The year 2010 is turning out to be most interesting for those of us who live in North America. South of the border, the United States has a president who is articulate, pragmatic and civil.

The year 2010 is turning out to be most interesting for those of us who live in North America.

South of the border, the United States has a president who is articulate, pragmatic and civil. He has chosen four priorities of huge scope — reforming health care, improving educational achievement, recovery of the economy and preventing the acquisition of nuclear weapons by Iran and Osama bin Laden’s adherents. He has a vision of where America should go and isn’t afraid to talk about it. President Barack Obama is doing this in a country that is innately suspicious of the government and Congress in Washington. Congress is dysfunctional and sick.

Which brings us to the state of health of our country. There are a number of ways of measuring it.
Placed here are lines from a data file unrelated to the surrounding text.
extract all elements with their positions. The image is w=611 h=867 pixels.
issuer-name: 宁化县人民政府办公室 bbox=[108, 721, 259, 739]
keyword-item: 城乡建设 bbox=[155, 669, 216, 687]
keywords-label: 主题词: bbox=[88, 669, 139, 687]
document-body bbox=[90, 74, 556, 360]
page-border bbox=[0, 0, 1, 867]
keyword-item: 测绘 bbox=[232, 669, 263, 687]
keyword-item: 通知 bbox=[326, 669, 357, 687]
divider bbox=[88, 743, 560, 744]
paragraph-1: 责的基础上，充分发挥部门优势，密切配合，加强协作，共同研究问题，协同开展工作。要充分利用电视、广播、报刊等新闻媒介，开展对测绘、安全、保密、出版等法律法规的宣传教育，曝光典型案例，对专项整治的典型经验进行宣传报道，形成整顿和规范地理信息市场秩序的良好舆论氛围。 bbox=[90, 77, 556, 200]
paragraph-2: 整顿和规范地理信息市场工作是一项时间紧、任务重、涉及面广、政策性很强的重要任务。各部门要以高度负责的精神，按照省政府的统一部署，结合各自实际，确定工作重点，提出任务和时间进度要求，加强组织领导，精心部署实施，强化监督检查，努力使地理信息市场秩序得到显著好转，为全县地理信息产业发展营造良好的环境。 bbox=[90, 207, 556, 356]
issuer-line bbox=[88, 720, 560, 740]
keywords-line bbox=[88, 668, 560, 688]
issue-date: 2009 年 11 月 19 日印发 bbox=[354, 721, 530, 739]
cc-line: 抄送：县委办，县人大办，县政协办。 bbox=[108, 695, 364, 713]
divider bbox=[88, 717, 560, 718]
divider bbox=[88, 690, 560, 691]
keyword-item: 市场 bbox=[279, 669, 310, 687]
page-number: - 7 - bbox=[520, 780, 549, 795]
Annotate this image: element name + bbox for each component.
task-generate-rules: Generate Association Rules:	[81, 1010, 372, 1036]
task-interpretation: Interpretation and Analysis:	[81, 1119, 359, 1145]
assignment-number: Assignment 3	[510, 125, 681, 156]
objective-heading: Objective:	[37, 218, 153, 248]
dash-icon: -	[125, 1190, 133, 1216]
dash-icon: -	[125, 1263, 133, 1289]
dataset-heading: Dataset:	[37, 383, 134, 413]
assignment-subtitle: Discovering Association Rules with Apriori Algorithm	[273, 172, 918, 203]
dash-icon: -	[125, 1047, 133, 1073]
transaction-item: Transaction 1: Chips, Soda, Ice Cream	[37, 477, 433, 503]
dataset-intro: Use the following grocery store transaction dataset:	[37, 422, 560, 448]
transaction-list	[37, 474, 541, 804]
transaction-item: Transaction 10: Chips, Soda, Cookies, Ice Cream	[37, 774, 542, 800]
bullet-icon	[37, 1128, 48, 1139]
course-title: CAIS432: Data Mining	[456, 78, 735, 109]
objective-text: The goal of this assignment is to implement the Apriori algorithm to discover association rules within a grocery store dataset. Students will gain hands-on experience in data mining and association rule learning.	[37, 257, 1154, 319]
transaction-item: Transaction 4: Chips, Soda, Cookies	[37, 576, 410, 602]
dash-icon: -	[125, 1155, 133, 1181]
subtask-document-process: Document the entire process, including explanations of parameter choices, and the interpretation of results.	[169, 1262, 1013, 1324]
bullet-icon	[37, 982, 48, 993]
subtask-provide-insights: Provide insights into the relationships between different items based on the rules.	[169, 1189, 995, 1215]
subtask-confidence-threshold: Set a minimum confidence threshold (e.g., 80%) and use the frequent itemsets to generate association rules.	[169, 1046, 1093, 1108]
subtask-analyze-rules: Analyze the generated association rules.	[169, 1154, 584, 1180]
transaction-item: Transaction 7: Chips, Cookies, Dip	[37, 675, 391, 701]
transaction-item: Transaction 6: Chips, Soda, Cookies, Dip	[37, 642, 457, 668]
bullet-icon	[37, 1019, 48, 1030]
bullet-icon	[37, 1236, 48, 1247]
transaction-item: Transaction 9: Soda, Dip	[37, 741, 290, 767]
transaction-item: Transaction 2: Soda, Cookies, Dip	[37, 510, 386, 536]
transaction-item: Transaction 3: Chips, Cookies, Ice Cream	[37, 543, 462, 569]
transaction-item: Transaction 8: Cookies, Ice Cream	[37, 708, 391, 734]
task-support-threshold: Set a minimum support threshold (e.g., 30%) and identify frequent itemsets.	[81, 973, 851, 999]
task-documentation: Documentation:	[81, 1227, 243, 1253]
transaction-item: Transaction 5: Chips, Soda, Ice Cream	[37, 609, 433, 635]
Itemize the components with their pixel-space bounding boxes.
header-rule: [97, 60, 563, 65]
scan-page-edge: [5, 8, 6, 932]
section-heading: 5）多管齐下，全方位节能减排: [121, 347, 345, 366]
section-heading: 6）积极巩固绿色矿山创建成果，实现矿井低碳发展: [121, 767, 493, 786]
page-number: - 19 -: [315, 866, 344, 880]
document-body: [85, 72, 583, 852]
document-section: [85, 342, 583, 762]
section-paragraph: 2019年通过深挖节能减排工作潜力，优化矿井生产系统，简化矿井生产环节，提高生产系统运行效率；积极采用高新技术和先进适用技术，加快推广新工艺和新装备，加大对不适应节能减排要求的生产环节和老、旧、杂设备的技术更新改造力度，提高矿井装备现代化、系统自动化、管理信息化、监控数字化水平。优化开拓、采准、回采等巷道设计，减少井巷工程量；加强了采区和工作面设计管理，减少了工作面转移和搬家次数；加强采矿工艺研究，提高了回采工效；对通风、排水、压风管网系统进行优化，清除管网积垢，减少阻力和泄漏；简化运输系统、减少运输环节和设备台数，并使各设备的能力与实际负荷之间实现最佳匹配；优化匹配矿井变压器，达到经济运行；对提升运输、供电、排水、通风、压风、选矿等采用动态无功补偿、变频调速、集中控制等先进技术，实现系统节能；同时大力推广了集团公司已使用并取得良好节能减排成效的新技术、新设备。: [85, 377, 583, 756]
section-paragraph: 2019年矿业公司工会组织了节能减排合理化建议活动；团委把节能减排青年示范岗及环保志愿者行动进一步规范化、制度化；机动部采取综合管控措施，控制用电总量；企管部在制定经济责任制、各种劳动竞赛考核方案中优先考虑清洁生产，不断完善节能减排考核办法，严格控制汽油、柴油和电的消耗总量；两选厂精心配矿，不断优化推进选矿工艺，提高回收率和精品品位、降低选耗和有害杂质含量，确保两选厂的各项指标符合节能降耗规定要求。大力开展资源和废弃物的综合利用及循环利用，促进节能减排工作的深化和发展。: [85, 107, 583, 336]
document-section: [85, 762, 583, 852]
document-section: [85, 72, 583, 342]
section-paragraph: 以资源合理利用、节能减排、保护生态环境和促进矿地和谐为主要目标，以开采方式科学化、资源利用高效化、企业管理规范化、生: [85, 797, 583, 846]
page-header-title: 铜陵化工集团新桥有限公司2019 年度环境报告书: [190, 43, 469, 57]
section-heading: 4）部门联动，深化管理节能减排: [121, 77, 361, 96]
One that I consider fundamental is to look at the health of our children. They are our responsibility and our future. The Canadian Paediatric Society has just issued its third report on ‘Canadian Public Policy and Child and Youth Health.’ The society reported on four areas —disease prevention, health promotion, injury prevention and policies related to the best interest of children and youth. The scope is national but the place where we can make a difference is within our own provinces. So, as the title of the report asks, “Are We Doing Enough?” in Alberta? This is a particularly topical matter for us as we watch the agony of the Alberta government trying to come to grips with a cumbersome, inadequately organized and bureaucratically overburdened health care system.

Well, the picture on child health is mixed. Alberta received a rating of Excellent for our publicly funded immunization programs. We got a rating of Good for prevention of adolescent smoking, children’s mental health care planning and bicycle helmet legislation. A Fair rating was given for child/youth advocacy. We failed in the following areas — ATV safety, booster seat legislation, snowmobile safety, Jordan’s principle (child-first principle for First Nation’s children) and child poverty.

Our record on child poverty is the most troublesome as it applies to our failure as a society. Some among us will undoubtedly rationalize our record by pointing out that we are doing all right compared with others. Child poverty in Alberta in 2007 stood at about 12 per cent (one child in eight). This was down from just over 14 per cent in 2004. Alberta also had the second lowest rate among the provinces and we have a lower rate than the national average of 15 per cent. Still, in having neither a strategy nor legislation targeted at reducing child poverty, we are condemning many of these children to poor physical and emotional health, educational failure and life-long hardship.

We know that child poverty is worldwide and it is ridiculous to continually set impossible national targets of zero per cent. However we should rank higher than 12th of 21 Organisation for Economic Co-operation and Development (OECD) countries and should surely be targeting a level comparable to Scandinavian countries where child poverty rates are under five per cent. Our provincial and municipal governments need to tackle the problems of those who are at highest risk — the disabled, immigrant populations and aboriginal families. Evidence based solutions are available — income and housing support measures, educational supports, youth job training and program enriched child day care. The recent lowering of provincial supports to People with Developmental Disabilities is so counterproductive to the health of our most vulnerable families and their children that one has to wonder what is going on with our collective common sense.

Maybe 2011 will be better.

Dr. Alan Murdock is a local pediatrician.